# Downloading datasets

## Integrated libraries

If a dataset on the Hub is tied to a [supported library](./datasets-libraries), loading the dataset can be done in just a few lines. For information on accessing the dataset, you can click on the "Use this dataset" button on the dataset page to see how to do so. For example, [`samsum`](https://huggingface.co/datasets/knkarthick/samsum?library=datasets) shows how to do so with `datasets` below.

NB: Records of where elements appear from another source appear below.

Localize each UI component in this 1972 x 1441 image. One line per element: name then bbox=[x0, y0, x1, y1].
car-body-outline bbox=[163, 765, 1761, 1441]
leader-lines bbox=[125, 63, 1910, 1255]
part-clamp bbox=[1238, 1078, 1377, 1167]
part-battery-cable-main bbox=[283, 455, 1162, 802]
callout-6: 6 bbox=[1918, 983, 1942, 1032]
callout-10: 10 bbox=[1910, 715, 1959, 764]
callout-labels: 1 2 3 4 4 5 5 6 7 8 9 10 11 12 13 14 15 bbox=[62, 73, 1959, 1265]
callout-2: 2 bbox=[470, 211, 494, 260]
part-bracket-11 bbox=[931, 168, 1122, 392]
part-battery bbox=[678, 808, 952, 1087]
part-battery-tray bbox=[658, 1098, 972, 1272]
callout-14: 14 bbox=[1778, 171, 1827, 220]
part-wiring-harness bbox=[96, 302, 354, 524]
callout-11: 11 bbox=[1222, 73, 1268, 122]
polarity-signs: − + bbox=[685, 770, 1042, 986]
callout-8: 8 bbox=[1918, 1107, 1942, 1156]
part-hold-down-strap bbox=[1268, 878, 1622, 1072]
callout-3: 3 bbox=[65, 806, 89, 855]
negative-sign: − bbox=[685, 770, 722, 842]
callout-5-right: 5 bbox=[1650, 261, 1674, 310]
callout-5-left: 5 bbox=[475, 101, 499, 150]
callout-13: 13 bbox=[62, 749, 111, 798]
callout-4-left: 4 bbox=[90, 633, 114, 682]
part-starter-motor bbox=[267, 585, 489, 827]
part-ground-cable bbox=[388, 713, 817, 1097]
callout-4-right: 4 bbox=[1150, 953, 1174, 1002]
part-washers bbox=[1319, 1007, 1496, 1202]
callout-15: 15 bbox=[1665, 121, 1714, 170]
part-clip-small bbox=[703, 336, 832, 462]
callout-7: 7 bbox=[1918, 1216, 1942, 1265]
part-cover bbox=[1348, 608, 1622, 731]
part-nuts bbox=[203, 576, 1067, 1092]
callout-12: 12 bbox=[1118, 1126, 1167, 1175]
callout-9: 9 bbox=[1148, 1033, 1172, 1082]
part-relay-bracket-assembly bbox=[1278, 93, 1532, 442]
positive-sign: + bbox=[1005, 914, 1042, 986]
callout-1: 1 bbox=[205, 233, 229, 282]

## Using the Hugging Face Client Library

You can use the [`huggingface_hub`](/docs/huggingface_hub) library to create, delete, update and retrieve information from repos. For example, to download the `HuggingFaceH4/ultrachat_200k` dataset from the command line, run

```bash
hf download HuggingFaceH4/ultrachat_200k --repo-type dataset
```

See the [HF CLI download documentation](https://huggingface.co/docs/huggingface_hub/en/guides/cli#download-a-dataset-or-a-space) for more information.

You can also integrate this into your own library! For example, you can quickly load a CSV dataset with a few lines using Pandas.
```py
from huggingface_hub import hf_hub_download
import pandas as pd

REPO_ID = "YOUR_REPO_ID"
FILENAME = "data.csv"

dataset = pd.read_csv(
    hf_hub_download(repo_id=REPO_ID, filename=FILENAME, repo_type="dataset")
)
```

## Using Git

Since all datasets on the Hub are Xet-backed Git repositories, you can clone the datasets locally by [installing git-xet](./xet/using-xet-storage#git-xet) and running:

```bash
git xet install
git lfs install
git clone git@hf.co:datasets/<dataset ID> # example: git clone git@hf.co:datasets/allenai/c4
```

If you have write-access to the particular dataset repo, you'll also have the ability to commit and push revisions to the dataset.

Add your SSH public key to [your user settings](https://huggingface.co/settings/keys) to push changes and/or access private repos.

## Using hf-mount

For large datasets, you can mount a repo as a local filesystem with [hf-mount](https://github.com/huggingface/hf-mount) instead of downloading the full repo. Files are fetched lazily — only the bytes your code reads hit the network. Useful when your workflow expects local file paths (e.g. `tarfile`, `zipfile`, `imagefolder`) rather than Python iterators.

```bash
brew install hf-mount
hf-mount start repo datasets/stanfordnlp/imdb /tmp/imdb
```

Repos are mounted read-only. See [Mount as a Local Filesystem](./storage-buckets-access#mount-as-a-local-filesystem) for full setup details, backend options, and caching.